I also recognize that I have not been a particularly good steward of the earth--I admit am too lazy most of the time to consider how I contribute to global warming. I act irresponsibly. I cannot promise to change everything I do, but I hope to do better, a little at a time. And hold those who can make decisions to make it easier for all of us to do better by changing how business and government do business accountable. If we create an environment that promotes better collective and individual actions--we all will act more responsibly. But until that happens on a greater scale, I have a responsibility to do better. I must take responsibility and do something whenever I can.
And so I got myself on the bus--and with my daughter, and some old friends and new, we made the trip. The buses were filled with a variety of folks young and old--a coming together of three generations. And we all felt that energy that is created when there is a joining together for a shared purpose.
And we made a difference. A sea of humanity that stretched at least three miles across NYC coming from near and far, with diverse backgrounds and levels of activism who don't agree on everything, but with a shared goal. To share that space and that moment with others who made the effort and who cared enough to show up. To share that space and moment with many more who couldn't be there physically, but who supported what we were doing and who were with us in spirit. We made our (and their) voices known--peacefully, but forcefully. Everyone treated everyone around them courteously, with respect. And we left the streets clean. Not one negative incident reported. That in itself was an example of how the world can be a better place. We lived it for a day--and hopefully the world is going to go in a better direction because we came out on the streets and made our voices heard.
From beginning to end it was an inspiring day--the Moment of Silence and collective "sounding of the alarm" that came after those two minutes-they were the most moving. For me the silence was a prayer of mourning for those who have and continue to bear the brunt of what climate change has wrought - and of hope for all of us and this planet. I brought with me and wore a dolphin whistle I had picked up on Cape Cod this past August--it seemed the most appropriate way to sound the alarm--not just for myself, but also on behalf of all the creatures who could not speak for themselves at the March. And so I blew the whistle at the appropriate time--for us and the dolphins and all the other animals threatened by climate change
Back on the bus home I thought my legs would be sore (after all I am not in the greatest shape at the ripe old age of 58), but they were not. I was very tired but also exhilarated, and grateful to have been able to participate--and that I had made the choice to do so. It was a gift to be there and a reminder of what must be achieved.
I am grateful to everyone who promoted the March and participated in it and who are writing about it now. I am particularly grateful to the organizers of the NYC March--and those who organized marches around the world. And to the dedicated folks from Buffalo who made our participation easier --four buses altogether, PUSH Buffalo had a busload and the Sierra Club had three (one of which I was on). Also, so very glad my daughter came along--she is too. She was very moved. And we lived through a moment together that will always be with us, that will always inspire us to keep up the struggle, each on our own way. An important legacy.

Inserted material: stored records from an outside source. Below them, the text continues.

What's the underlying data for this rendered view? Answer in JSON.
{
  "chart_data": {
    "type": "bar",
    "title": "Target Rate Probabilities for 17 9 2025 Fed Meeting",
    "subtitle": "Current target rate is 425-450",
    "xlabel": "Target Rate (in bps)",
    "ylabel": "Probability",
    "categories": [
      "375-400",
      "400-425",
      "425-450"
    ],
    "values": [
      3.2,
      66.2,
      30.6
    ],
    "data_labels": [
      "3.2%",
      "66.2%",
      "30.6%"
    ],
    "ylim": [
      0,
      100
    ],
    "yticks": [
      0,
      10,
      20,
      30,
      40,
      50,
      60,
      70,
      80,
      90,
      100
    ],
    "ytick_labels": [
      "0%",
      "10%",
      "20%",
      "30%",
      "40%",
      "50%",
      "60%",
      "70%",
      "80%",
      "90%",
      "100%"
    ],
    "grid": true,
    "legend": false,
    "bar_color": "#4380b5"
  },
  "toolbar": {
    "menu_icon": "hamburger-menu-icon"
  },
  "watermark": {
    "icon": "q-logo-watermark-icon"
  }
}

I do not consider myself an activist--but at a minimum, I have always been a supporter and sometime participant. During the upcoming Days of Awe that start with Rosh Hashanah and end with Yom Kippur, when Jews everywhere contemplate how they can do better--I will recommit to making more of an effort to Tikkun Olam-repairing the world--to do more, both personally and collectively when it comes to Climate Change. If we desire a future--we have no choice--I have no choice. Although I know I (we) take this amazing world of ours for granted--we just can't get away with that anymore. It's been going on for too long already.
Thank you for the space to share my journey and experience. And thank you for sharing yours.